Civitanova Marche, 28 marzo 2015 – La misura è colma, la vergogna non ha confini. Almeno fino a prova contraria, il presidente della Civitanovese Luciano Patitucci ha gabbato ancora una volta tutti: creditori, giocatori, sportivi. La verifica in banca, infatti, anche ieri ha confermato che le sue promesse sono parole al vento: soldi non ce ne sono. Una storiaccia che comincia a Natale, quando, in un’epica serata al Donoma, a una platea entusiasta vengono promessi mare e monti. Ci credono tutti.

Poi la sosta del campionato e la sosta è come la notte, porta consiglio. Ai giocatori, ma anche alle imprese che hanno avuto l’avventura di essere cliente della Citanovese. Dopo la musica, i balli, lustrini e coriandoli, inizia così una discesa senza fine, con l’ufficiale giudiziario che ritira l’incasso; i giocatori che reclamano spettanze spacciate per già liquidate.

L’allenatore Mecomonaco che si schiera con loro e viene prima sospeso e poi richiamato; i creditori che spuntano da ogni parte dopo aver pazientato a lungo.

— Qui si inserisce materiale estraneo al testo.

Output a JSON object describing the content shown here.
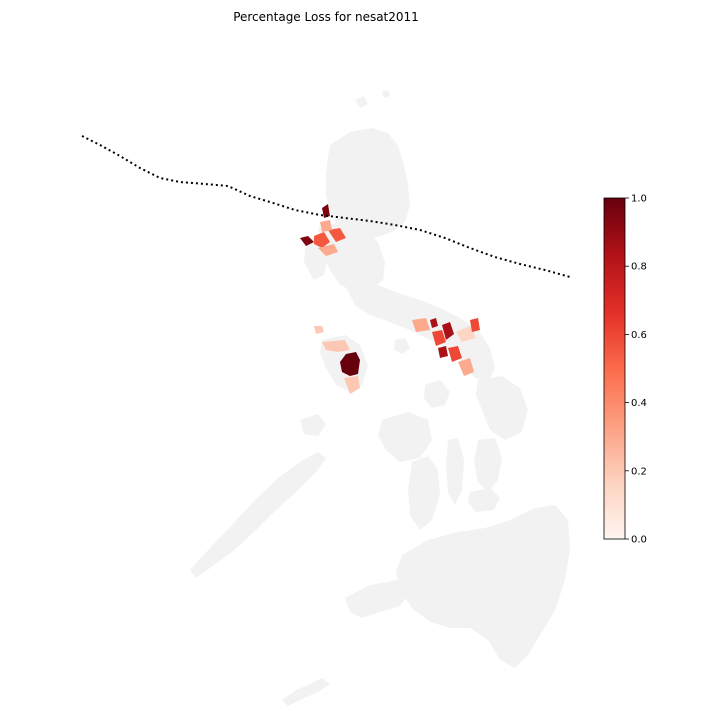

Si era in gennaio, la società comincia a sfaldarsi, i direttori se ne vanno, Mecomonaco resiste un mese e poi sbotta, i giocatori dichiarano guerra e con loro i collaboratori. Patitucci rimane solo. C’è, ma è come se non ci fosse. Una gestione singolare, la sua. Tre mesi scanditi da notizie che viaggiano su sms e telefonate. Il «capo» non scappa, pensa! Pensa, assicura, per salvare la società e risanarla perché solo così si può essere credibili. L’ultima telefonata è della settimana scorsa. Patitucci si intrattiene a lungo con i giornalisti e si arrabbia pure per essere più convincente. Pochi, in verità, gli credono. Anzi, nessuno. Tantomeno gli credono i giocatori che anzi evitano di sentirlo e dopo aver pubblicamente esternato la loro protesta, se ne vanno prima della chiamata.

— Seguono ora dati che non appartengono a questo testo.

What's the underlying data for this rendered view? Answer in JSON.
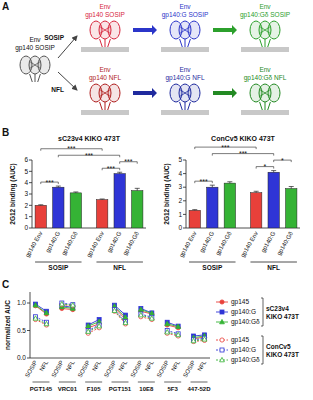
{
  "panel_labels": [
    "A",
    "B",
    "C"
  ],
  "diagram": {
    "origin": {
      "lines": [
        "Env",
        "gp140 SOSIP"
      ]
    },
    "rows": [
      {
        "arrow": "SOSIP",
        "trimers": [
          {
            "lines": [
              "Env",
              "gp140 SOSIP"
            ],
            "color": "#d7263d"
          },
          {
            "lines": [
              "Env",
              "gp140:G SOSIP"
            ],
            "color": "#2b35c9"
          },
          {
            "lines": [
              "Env",
              "gp140:Gδ SOSIP"
            ],
            "color": "#2ca02c"
          }
        ]
      },
      {
        "arrow": "NFL",
        "trimers": [
          {
            "lines": [
              "Env",
              "gp140 NFL"
            ],
            "color": "#b01e1e"
          },
          {
            "lines": [
              "Env",
              "gp140:G NFL"
            ],
            "color": "#1f2a9e"
          },
          {
            "lines": [
              "Env",
              "gp140:Gδ NFL"
            ],
            "color": "#238a23"
          }
        ]
      }
    ]
  },
  "chart_data": [
    {
      "type": "bar",
      "title": "sC23v4 KIKO 473T",
      "y_label": "2G12 binding (AUC)",
      "categories": [
        "gp140 Env",
        "gp140:G",
        "gp140:Gδ",
        "gp140 Env",
        "gp140:G",
        "gp140:Gδ"
      ],
      "groups": [
        {
          "label": "SOSIP",
          "span": [
            0,
            2
          ]
        },
        {
          "label": "NFL",
          "span": [
            3,
            5
          ]
        }
      ],
      "values": [
        2.0,
        3.6,
        3.1,
        2.5,
        4.8,
        3.3
      ],
      "errors": [
        0.05,
        0.1,
        0.08,
        0.06,
        0.12,
        0.2
      ],
      "colors": [
        "#e8403a",
        "#2f35d6",
        "#35b335",
        "#e8403a",
        "#2f35d6",
        "#35b335"
      ],
      "ylim": [
        0,
        6
      ],
      "yticks": [
        0,
        1,
        2,
        3,
        4,
        5,
        6
      ],
      "significance": [
        {
          "groups": [
            0,
            1
          ],
          "label": "***"
        },
        {
          "groups": [
            3,
            4
          ],
          "label": "***"
        },
        {
          "groups": [
            4,
            5
          ],
          "label": "***"
        },
        {
          "groups": [
            1,
            4
          ],
          "label": "***"
        },
        {
          "groups": [
            0,
            3
          ],
          "label": "***"
        }
      ]
    },
    {
      "type": "bar",
      "title": "ConCv5 KIKO 473T",
      "y_label": "2G12 binding (AUC)",
      "categories": [
        "gp140 Env",
        "gp140:G",
        "gp140:Gδ",
        "gp140 Env",
        "gp140:G",
        "gp140:Gδ"
      ],
      "groups": [
        {
          "label": "SOSIP",
          "span": [
            0,
            2
          ]
        },
        {
          "label": "NFL",
          "span": [
            3,
            5
          ]
        }
      ],
      "values": [
        1.3,
        3.0,
        3.3,
        2.6,
        4.1,
        2.9
      ],
      "errors": [
        0.05,
        0.15,
        0.1,
        0.1,
        0.12,
        0.15
      ],
      "colors": [
        "#e8403a",
        "#2f35d6",
        "#35b335",
        "#e8403a",
        "#2f35d6",
        "#35b335"
      ],
      "ylim": [
        0,
        5
      ],
      "yticks": [
        0,
        1,
        2,
        3,
        4,
        5
      ],
      "significance": [
        {
          "groups": [
            0,
            1
          ],
          "label": "***"
        },
        {
          "groups": [
            3,
            4
          ],
          "label": "*"
        },
        {
          "groups": [
            4,
            5
          ],
          "label": "*"
        },
        {
          "groups": [
            1,
            4
          ],
          "label": "***"
        },
        {
          "groups": [
            0,
            3
          ],
          "label": "***"
        }
      ]
    },
    {
      "type": "line",
      "y_label": "normalized AUC",
      "categories": [
        "SOSIP",
        "NFL",
        "SOSIP",
        "NFL",
        "SOSIP",
        "NFL",
        "SOSIP",
        "NFL",
        "SOSIP",
        "NFL",
        "SOSIP",
        "NFL",
        "SOSIP",
        "NFL"
      ],
      "groups": [
        {
          "label": "PGT145",
          "span": [
            0,
            1
          ]
        },
        {
          "label": "VRC01",
          "span": [
            2,
            3
          ]
        },
        {
          "label": "F105",
          "span": [
            4,
            5
          ]
        },
        {
          "label": "PGT151",
          "span": [
            6,
            7
          ]
        },
        {
          "label": "10E8",
          "span": [
            8,
            9
          ]
        },
        {
          "label": "5F3",
          "span": [
            10,
            11
          ]
        },
        {
          "label": "447-52D",
          "span": [
            12,
            13
          ]
        }
      ],
      "series": [
        {
          "name": "gp145",
          "color": "#e8403a",
          "marker": "circle",
          "line_style": "solid",
          "values": [
            0.95,
            0.8,
            0.9,
            0.88,
            0.55,
            0.62,
            0.92,
            0.7,
            0.85,
            0.8,
            0.6,
            0.55,
            0.35,
            0.38
          ]
        },
        {
          "name": "gp140:G",
          "color": "#2f35d6",
          "marker": "square",
          "line_style": "solid",
          "values": [
            0.98,
            0.85,
            0.95,
            0.92,
            0.6,
            0.7,
            0.96,
            0.78,
            0.9,
            0.82,
            0.65,
            0.58,
            0.4,
            0.42
          ]
        },
        {
          "name": "gp140:Gδ",
          "color": "#35b335",
          "marker": "triangle",
          "line_style": "solid",
          "values": [
            0.96,
            0.82,
            0.93,
            0.9,
            0.58,
            0.66,
            0.94,
            0.74,
            0.88,
            0.81,
            0.62,
            0.57,
            0.37,
            0.4
          ]
        },
        {
          "name": "gp145",
          "color": "#e8403a",
          "marker": "open-circle",
          "line_style": "dashed",
          "values": [
            0.7,
            0.6,
            0.97,
            0.95,
            0.45,
            0.55,
            0.85,
            0.62,
            0.75,
            0.7,
            0.45,
            0.4,
            0.3,
            0.32
          ]
        },
        {
          "name": "gp140:G",
          "color": "#2f35d6",
          "marker": "open-square",
          "line_style": "dashed",
          "values": [
            0.75,
            0.65,
            1.0,
            0.97,
            0.5,
            0.6,
            0.88,
            0.66,
            0.8,
            0.74,
            0.5,
            0.44,
            0.33,
            0.36
          ]
        },
        {
          "name": "gp140:Gδ",
          "color": "#35b335",
          "marker": "open-triangle",
          "line_style": "dashed",
          "values": [
            0.72,
            0.62,
            0.98,
            0.96,
            0.48,
            0.58,
            0.86,
            0.64,
            0.78,
            0.72,
            0.47,
            0.42,
            0.31,
            0.34
          ]
        }
      ],
      "legend": "right",
      "legend_groups": [
        {
          "label": "sC23v4 KIKO 473T",
          "span": [
            0,
            2
          ]
        },
        {
          "label": "ConCv5 KIKO 473T",
          "span": [
            3,
            5
          ]
        }
      ],
      "ylim": [
        0,
        1.2
      ],
      "yticks": [
        {
          "value": 0,
          "label": "0.0"
        },
        0.5,
        {
          "value": 1,
          "label": "1.0"
        }
      ]
    }
  ]
}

Continua a promettere, Patitucci, come fa da tre mesi a questa parte. Ieri sarebbe stata la data finale per saldare i debiti. L’ennesima bufala. Quale sia la sua strategia è un mistero. Pagare non paga; gestire non gestisce; vendere non vende. Fiducia non ne ha. Tutti si chiedono che senso abbia la sua presidenza. La risposta si perde tra le nebbie. Il peggior momento della storia secolare della squadra rossoblù.

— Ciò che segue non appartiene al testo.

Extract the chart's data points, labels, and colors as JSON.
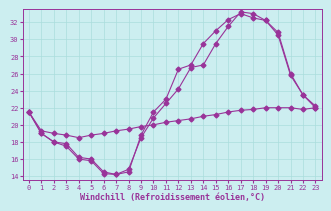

A ragione oggi tutti se lo chiedono: che è venuto a fare a Civitanova il direttore generale della B&L Industries? E come fa a risanare la società? Non pagando creditori, giocatori, tecnici e personale ausiliario? Abbassando il prezzo d’ingresso allo stadio? E non lo sfiora il dubbio che gli spalti vuoti di domenica (ad un euro) significano solo «terra bruciata» intorno ad un presidente che non fa il presidente? E che questa società allo sfascio è frutto della sua gestione?